The second part of the book looks at the evolution of life, and once again seeks to establish that there is a constant, overall development towards life of a higher and higher complexity. One again, non zero cooperation can be seen as the driving force, and can be the explanation for many of symbiotic relations we see. Even on cellular level, it looks as if cells are actually a collective of several different life forms, who are working together for mutual gain. Non zero sumness built into every single cell of every single life form.

The third part of the book is short, and is dedicated to the question of “now that we’ve established that there IS a direction to both the development of human culture and of life itself, can we say anything about the purpose of this development?”

Wright has no answer, except to point out, that the notion that there might be a purpose can not be ruled out scientifically. It’s not a ridiculous notion.

The ideas put forth in this book are crucial for all of us and are examined in a way that is both extremely well researched and thorough AND extremely entertaining.
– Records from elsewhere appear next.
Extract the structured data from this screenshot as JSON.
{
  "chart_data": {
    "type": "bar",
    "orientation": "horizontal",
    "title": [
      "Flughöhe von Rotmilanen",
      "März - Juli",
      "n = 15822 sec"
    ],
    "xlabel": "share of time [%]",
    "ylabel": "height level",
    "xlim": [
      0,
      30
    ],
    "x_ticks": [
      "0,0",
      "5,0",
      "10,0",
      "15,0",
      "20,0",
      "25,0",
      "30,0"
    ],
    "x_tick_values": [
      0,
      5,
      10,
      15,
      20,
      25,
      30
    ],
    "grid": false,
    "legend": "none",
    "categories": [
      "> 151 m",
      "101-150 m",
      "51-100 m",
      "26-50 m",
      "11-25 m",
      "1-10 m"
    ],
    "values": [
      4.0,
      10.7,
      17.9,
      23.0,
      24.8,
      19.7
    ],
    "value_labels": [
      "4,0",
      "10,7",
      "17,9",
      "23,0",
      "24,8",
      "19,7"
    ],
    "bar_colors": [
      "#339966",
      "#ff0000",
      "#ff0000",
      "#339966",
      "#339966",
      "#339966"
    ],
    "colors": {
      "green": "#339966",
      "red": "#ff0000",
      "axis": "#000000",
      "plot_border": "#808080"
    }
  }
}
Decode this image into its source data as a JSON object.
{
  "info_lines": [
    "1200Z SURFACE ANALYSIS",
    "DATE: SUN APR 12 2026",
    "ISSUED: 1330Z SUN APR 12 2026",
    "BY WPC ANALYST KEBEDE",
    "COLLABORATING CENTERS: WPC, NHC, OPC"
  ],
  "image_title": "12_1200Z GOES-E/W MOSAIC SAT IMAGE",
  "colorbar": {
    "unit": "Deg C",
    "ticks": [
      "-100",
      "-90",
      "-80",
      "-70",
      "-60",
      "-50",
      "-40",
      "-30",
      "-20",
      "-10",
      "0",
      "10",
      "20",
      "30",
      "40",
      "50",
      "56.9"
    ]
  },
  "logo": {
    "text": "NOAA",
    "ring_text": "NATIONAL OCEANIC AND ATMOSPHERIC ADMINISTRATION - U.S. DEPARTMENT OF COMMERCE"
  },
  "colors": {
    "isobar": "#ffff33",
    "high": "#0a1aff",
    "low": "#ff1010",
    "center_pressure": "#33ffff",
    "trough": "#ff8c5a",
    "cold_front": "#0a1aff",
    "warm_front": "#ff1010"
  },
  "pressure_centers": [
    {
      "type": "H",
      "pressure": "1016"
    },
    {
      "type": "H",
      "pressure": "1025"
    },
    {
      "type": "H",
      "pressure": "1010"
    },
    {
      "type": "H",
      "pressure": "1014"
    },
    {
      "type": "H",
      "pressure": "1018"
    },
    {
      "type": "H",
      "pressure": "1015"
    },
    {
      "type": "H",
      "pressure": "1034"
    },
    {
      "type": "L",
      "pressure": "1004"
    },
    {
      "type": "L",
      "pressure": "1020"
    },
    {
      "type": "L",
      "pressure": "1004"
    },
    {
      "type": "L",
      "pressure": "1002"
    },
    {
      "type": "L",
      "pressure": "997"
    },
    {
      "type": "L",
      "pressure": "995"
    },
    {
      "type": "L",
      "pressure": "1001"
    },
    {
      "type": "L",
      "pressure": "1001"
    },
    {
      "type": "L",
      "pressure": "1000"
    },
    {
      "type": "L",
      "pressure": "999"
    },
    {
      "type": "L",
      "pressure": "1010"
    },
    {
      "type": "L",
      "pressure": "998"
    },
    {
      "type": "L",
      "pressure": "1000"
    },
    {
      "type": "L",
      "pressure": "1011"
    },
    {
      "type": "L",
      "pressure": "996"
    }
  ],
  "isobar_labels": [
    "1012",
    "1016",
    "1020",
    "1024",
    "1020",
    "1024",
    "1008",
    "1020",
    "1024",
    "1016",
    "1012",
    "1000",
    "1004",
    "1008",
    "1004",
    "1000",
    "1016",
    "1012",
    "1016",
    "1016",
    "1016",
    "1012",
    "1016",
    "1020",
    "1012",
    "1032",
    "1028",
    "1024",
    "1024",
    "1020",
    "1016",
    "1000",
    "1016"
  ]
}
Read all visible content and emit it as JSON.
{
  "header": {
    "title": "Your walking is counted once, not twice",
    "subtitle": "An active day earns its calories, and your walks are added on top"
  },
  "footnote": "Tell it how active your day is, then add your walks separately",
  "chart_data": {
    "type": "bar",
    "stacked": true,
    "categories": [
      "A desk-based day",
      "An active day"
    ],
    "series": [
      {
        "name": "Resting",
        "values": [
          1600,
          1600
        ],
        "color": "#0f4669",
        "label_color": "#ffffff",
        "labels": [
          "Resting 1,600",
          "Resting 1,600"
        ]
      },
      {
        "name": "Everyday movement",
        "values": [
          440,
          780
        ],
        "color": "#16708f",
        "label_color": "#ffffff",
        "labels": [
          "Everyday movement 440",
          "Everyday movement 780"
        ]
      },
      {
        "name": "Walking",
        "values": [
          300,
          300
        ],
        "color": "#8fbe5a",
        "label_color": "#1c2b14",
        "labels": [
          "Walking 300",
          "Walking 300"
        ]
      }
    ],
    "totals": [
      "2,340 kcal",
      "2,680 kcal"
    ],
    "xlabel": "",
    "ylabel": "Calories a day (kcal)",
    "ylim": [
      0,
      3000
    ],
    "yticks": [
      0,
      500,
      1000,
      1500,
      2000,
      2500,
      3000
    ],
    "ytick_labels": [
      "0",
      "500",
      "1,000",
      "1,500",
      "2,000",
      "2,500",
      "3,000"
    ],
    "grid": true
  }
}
And the conlusion is that cooperation pays. That it is better to work together than against each other. That in the end, the person or culture that understands the best how to play non zero sum games will win. And that is a message of great hope. I can’t recommend this book highly enough!!

Interestingly, another book, The fifth miracle by Paul Davies, also examines evolution and arrives at the conclusion that there is no fixed direction to evolution. The issue is till very much open, and I recognize that it’s completely a matter of belief when I say that I’m with Robert Wright on this one. It feels to me as if the world is developing towards a higher level of complexity and beauty.